Ainsi que le fait valoir l’administration fiscale en défense, eu égard à l’identité des parties, de l’objet de la demande et des motifs de la décision irrévocable du Conseil d’Etat du 29 décembre 2018, l’autorité de chose jugée attachée tant aux motifs qu’aux dispositif de la décision du Conseil d’Etat réglant l’affaire au fond, fait obstacle à ce que M. B… soulève, à nouveau, une contestation relative à la régularité et au bien-fondé des impositions supplémentaires auxquelles a été assujettie SARL GEI au titre des exercices clos en 1991, 1992 et 1993, au paiement desquelles il a été déclaré solidairement responsable.
Il résulte de ce qui précède, sans qu’il soit besoin de statuer sur les fins de non-recevoir opposées par la direction départementale des finances publiques de la Seine-Saint-Denis, que M. B… n’est pas fondé à demander la décharge des impositions en litige.
Sur les frais d’instance :
Les dispositions de l’article L. 761-1 du code de justice administrative font obstacle à ce que soit mise à la charge de l’Etat, qui n’est pas la partie perdante dans la présente instance, la somme demandée par M. B… au titre des frais exposés par lui et non compris dans les dépens.
D E C I D E :
Article 1er : La requête de M. B… est rejetée.
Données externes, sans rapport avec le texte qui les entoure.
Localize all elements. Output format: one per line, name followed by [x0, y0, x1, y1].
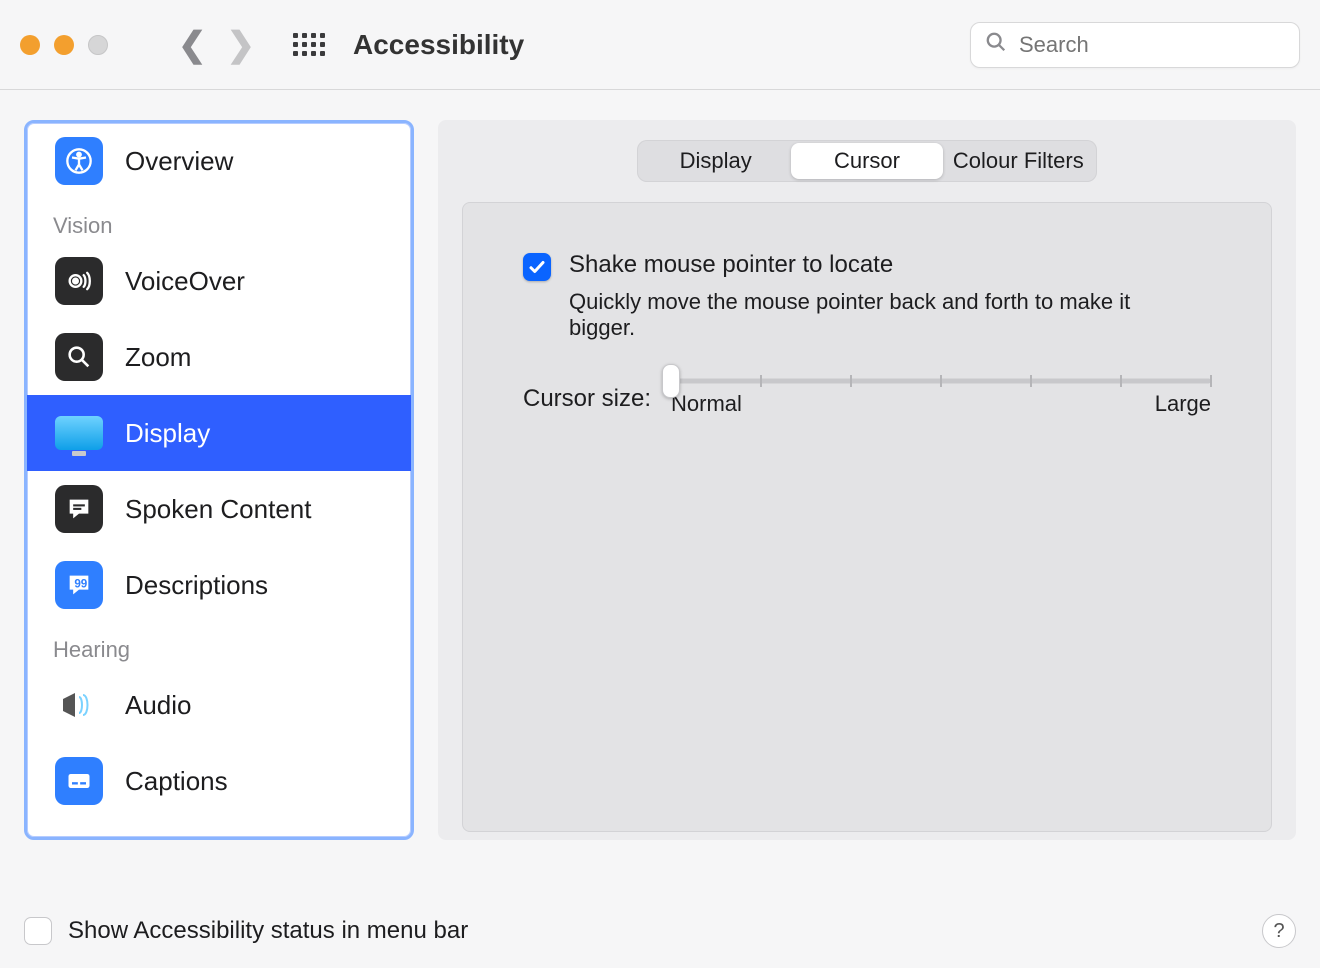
slider-thumb[interactable] — [662, 364, 680, 398]
window-controls — [20, 35, 108, 55]
cursor-panel: Shake mouse pointer to locate Quickly mo… — [462, 202, 1272, 832]
captions-icon — [55, 757, 103, 805]
spoken-content-icon — [55, 485, 103, 533]
help-button[interactable]: ? — [1262, 914, 1296, 948]
minimize-button[interactable] — [54, 35, 74, 55]
sidebar-item-label: Captions — [125, 766, 228, 797]
sidebar-item-label: VoiceOver — [125, 266, 245, 297]
sidebar-item-descriptions[interactable]: 99 Descriptions — [27, 547, 411, 623]
shake-to-locate-row: Shake mouse pointer to locate Quickly mo… — [523, 251, 1211, 341]
shake-to-locate-description: Quickly move the mouse pointer back and … — [569, 289, 1189, 341]
slider-range-labels: Normal Large — [671, 391, 1211, 417]
show-all-icon[interactable] — [293, 33, 325, 56]
tab-bar: Display Cursor Colour Filters — [637, 140, 1097, 182]
sidebar: Overview Vision VoiceOver Zoom Display S — [24, 120, 414, 840]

Article 2 : Le présent jugement sera notifié à M. A… B… et au directeur départemental des finances publiques de la Seine-Saint-Denis.
Délibéré après l’audience du 29 septembre 2025, à laquelle siégeaient :
M. Toutain, président,
Mme Dupuy-Bardot, première conseillère,
M. David, conseiller.
Rendu public par mise à disposition au greffe le 13 octobre 2025.
La rapporteure,
N. Dupuy-Bardot
Le président,
E. Toutain
La greffière,
L. Valcy
La République mande et ordonne au ministre de l’économie, des finances et de la souveraineté industrielle, énergétique et numérique, en ce qui le concerne, ou à tous commissaires de justice à ce requis, en ce qui concerne les voies de droit commun contre les parties privées, de pourvoir à l’exécution de la présente décision.